Jules Jacobs wrote:

>Hi, I have a question about Ruby if constructs. Why aren't they like 
>smalltalk if's, where you have a boolean class and two subclasses: true 
>and false. They both have these methods: ifTrue and ifFalse. If you use 
>a block with a ifTrue on a True object, it will be yielded.
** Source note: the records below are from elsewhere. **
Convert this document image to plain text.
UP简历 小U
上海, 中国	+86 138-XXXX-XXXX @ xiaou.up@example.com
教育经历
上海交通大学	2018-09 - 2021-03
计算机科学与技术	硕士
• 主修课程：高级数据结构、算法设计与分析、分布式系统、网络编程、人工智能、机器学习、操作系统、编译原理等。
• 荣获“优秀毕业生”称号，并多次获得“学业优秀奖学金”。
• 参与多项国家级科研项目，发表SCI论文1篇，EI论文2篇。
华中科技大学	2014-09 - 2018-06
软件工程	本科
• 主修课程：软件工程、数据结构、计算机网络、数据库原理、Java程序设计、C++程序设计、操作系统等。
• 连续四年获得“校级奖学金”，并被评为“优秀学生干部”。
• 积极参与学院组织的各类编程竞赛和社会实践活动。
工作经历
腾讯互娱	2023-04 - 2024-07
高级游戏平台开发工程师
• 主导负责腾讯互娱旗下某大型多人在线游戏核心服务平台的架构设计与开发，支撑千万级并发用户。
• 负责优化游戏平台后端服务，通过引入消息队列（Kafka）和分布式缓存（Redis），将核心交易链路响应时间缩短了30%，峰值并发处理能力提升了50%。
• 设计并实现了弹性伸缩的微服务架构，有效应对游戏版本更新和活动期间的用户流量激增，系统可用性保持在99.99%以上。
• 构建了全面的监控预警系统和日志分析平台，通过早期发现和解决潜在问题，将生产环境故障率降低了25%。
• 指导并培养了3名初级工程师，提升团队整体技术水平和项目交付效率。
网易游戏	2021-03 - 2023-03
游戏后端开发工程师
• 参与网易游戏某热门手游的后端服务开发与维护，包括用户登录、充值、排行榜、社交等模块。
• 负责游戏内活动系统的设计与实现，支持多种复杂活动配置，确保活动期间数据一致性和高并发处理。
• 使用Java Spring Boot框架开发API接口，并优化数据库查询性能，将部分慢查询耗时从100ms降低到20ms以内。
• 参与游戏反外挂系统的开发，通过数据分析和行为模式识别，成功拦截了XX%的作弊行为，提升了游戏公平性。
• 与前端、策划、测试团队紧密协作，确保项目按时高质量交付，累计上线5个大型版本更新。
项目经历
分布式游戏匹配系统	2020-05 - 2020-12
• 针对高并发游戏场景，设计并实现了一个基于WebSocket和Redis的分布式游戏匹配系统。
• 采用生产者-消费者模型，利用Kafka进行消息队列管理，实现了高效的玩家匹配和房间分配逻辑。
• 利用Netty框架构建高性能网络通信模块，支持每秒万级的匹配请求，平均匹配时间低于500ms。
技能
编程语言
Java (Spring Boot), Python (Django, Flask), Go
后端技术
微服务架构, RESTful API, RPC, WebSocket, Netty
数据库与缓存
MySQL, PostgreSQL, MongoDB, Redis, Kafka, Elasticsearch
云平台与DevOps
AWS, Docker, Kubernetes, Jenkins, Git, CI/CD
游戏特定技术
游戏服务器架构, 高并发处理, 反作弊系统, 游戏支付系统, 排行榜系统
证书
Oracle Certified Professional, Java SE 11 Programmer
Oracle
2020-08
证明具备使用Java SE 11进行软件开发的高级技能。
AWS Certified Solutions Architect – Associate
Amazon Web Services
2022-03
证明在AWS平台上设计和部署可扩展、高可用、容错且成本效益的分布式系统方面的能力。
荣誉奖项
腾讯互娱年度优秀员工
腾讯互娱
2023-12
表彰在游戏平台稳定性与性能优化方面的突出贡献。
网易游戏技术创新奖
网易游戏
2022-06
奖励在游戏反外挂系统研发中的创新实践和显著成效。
If you use 
>it on a false object, nothing will happen.
>
>So in ruby code:
>
>true.if_true do
>#code will be executed
>end
>
>and:
>false.if_true do
>#code will NOT be executed
>end
>
>and if_false is available too.
>
>so you can do this too:
>
>(var == 'a').if_true do
>puts 'var = "a"'
>end
>
>I know it would be difficult to do an if-else thing with this because 
>the return value from the block would be the receiver:
>
>(var == 'a').if_true do
>   puts 'var = "a"'
>end.if_false do
>   #code
>end
>
>So is this the reason for if(var == 'a') not being syntactic sugar for 
>(var == 'a').if_true?
>
>Thanks for answering!
>
>Jules
>
>  
>
What would be the point of creating another smalltalk like language? 
smalltalk is still active as far as I can tell, so if you like 
smalltalk, why not use that instead of ruby? I don't want the ifs to be 
like smalltalk if. I want standard ifs.